La quale, spinta dal desiderio di “diventare signora” e farsi maritare, costringe Vespone a fingere di volerla sposare - facendolo travestire da Capitan Tempesta. Uberto, pur di non versare i 4mila scudi, preferirà prenderla in moglie, così che da ultimo assistiamo alla metamorfosi definitiva della serva, a tutti gli effetti padrona. L’amore verrà coronato nella vasca di metallo, con il finale divertente di Capitan Tempesta che apre pudicamente la giacca, a nascondere i due amanti dagli occhi del pubblico - voyeur. Opera brillante, nata per essere inserita all’interno dell’opera seria “Il prigionier superbo” dello stesso Pergolesi – ma scandalosamente attuale.

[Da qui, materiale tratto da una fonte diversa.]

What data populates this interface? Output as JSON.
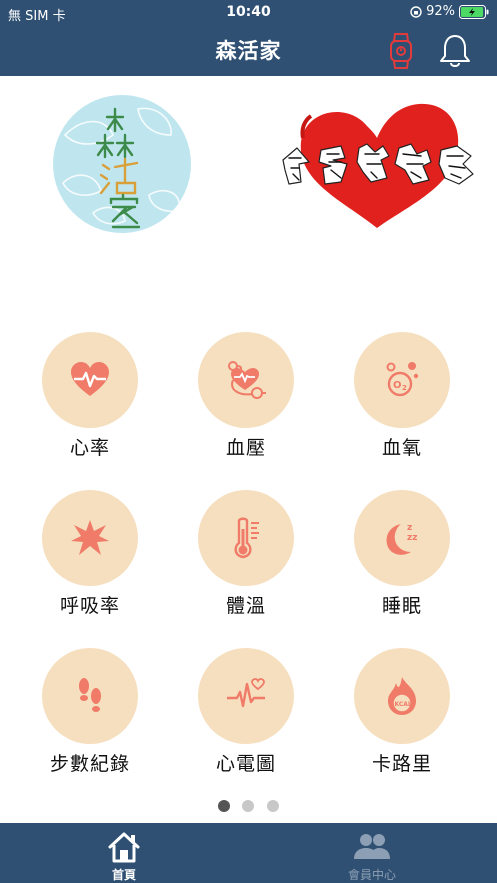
{
  "status": {
    "carrier": "無 SIM 卡",
    "time": "10:40",
    "battery": "92%"
  },
  "header": {
    "title": "森活家"
  },
  "logos": {
    "left_text": "森活家",
    "right_text": "食氧律動愛"
  },
  "tiles": [
    {
      "label": "心率",
      "icon": "heart-pulse-icon"
    },
    {
      "label": "血壓",
      "icon": "blood-pressure-icon"
    },
    {
      "label": "血氧",
      "icon": "oxygen-icon"
    },
    {
      "label": "呼吸率",
      "icon": "respiration-icon"
    },
    {
      "label": "體溫",
      "icon": "thermometer-icon"
    },
    {
      "label": "睡眠",
      "icon": "sleep-moon-icon"
    },
    {
      "label": "步數紀錄",
      "icon": "footsteps-icon"
    },
    {
      "label": "心電圖",
      "icon": "ecg-icon"
    },
    {
      "label": "卡路里",
      "icon": "calorie-flame-icon"
    }
  ],
  "pager": {
    "pages": 3,
    "current": 1
  },
  "tabbar": {
    "items": [
      {
        "label": "首頁",
        "icon": "home-icon",
        "active": true
      },
      {
        "label": "會員中心",
        "icon": "members-icon",
        "active": false
      }
    ]
  },
  "colors": {
    "bar": "#2f5073",
    "tile_bg": "#f6dfbf",
    "icon_accent": "#ef7b68",
    "watch": "#e23b3b",
    "tab_active": "#ffffff",
    "tab_inactive": "#8d9fb4"
  }
}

“È una storia millenaria, che non cambia – sostiene Peršuh -. La nostra produzione porta la questione ancora più in là e spinge all’estremo i giochi dei protagonisti. Si torturano ma allo stesso tempo si accarezzano, si pugnalano ma allo stesso tempo si abbracciano, si seducono e si allontanano, si amano e si odiano, Eros-Tanatos, una vera e propria Folie à deux”. Cuore dell’orchestra, il cembalo suonato magistralmente da Eva Dolinšek. A incantare come primi violini, Mojca Jerman, Mojca Batič, Mojca Križnič. Fra gli altri strumentisti, Clara Bensa e Blaž Terpin - secondi violini, Sara Štrancar – viola, Luca Bregant – violoncello, Jernej Budin – contrabbasso.

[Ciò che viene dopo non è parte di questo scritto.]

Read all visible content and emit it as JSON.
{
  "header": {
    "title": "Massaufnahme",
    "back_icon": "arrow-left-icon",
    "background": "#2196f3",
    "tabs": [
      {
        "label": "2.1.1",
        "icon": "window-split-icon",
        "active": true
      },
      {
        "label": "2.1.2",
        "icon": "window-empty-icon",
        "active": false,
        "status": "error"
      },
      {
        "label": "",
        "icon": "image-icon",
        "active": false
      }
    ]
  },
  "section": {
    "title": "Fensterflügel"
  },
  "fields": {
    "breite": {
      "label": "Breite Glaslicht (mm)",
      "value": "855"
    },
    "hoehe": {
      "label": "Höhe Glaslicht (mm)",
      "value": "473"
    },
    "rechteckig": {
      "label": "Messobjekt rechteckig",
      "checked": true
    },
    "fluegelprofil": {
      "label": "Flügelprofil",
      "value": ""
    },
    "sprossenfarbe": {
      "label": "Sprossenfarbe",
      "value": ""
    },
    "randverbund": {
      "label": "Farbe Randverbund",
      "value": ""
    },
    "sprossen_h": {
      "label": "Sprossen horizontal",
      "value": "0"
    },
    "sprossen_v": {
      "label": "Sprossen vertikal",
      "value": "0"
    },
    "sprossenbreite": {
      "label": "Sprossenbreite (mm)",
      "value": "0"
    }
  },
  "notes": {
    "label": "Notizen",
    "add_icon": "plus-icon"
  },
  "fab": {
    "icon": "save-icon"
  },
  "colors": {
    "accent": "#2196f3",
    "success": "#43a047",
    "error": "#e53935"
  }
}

“Dovevamo andare in scena con la prima in aprile, ma per motivi diversi è stata posticipata – racconta Pregelj. Metà lavoro era già pronto, poi abbiamo ripreso dall’inizio. Abbiamo ripreso a lavorarci da settembre ad oggi”. Il soprano – che studia canto da quando aveva diciassette anni – sta per concludere l’Accademia di musica di Lubiana. “Ho in previsione di trovare un’Opera studio in cui approfondire i miei studi operistici. Vorrei concentrarmi soprattutto sul repertorio operistico e italiano”, auspica.

Matic Stocca si è invece avvicinato al teatro collaborando presso i teatri di Jesenice e Bohinjska Bistrica, registrando audiolibri e realizzando spettacoli di burattini come autore e attore. “Vengo da Lubiana, ho preso parte a questo progetto grazie alla regista Tatjana Peršuh”, racconta entusiasta. Non da ultimo, il poco più che trentenne Lucas Somoza Osterc, argentino di Buenos Aires, che per la prima volta debutta nel ruolo di Uberto. “Ho cominciato a studiare l’anno scorso, perché pensavamo che la prima sarebbe andata in scena a fine marzo. Da allora, ho proseguito a studiare.

Essendo argentino comprendo anche un po’ della lingua italiana. Spero di proseguire con la ‘Serva’ in Slovenia, per ora non ci sono altre opportunità, questa è la prima assoluta”. Giovani professionisti esordienti. Un lavoro di cui andrebbe certamente fiero lo stesso Pergolesi – scomparso giovane, ma lasciando una traccia indelebile nella storia della musica.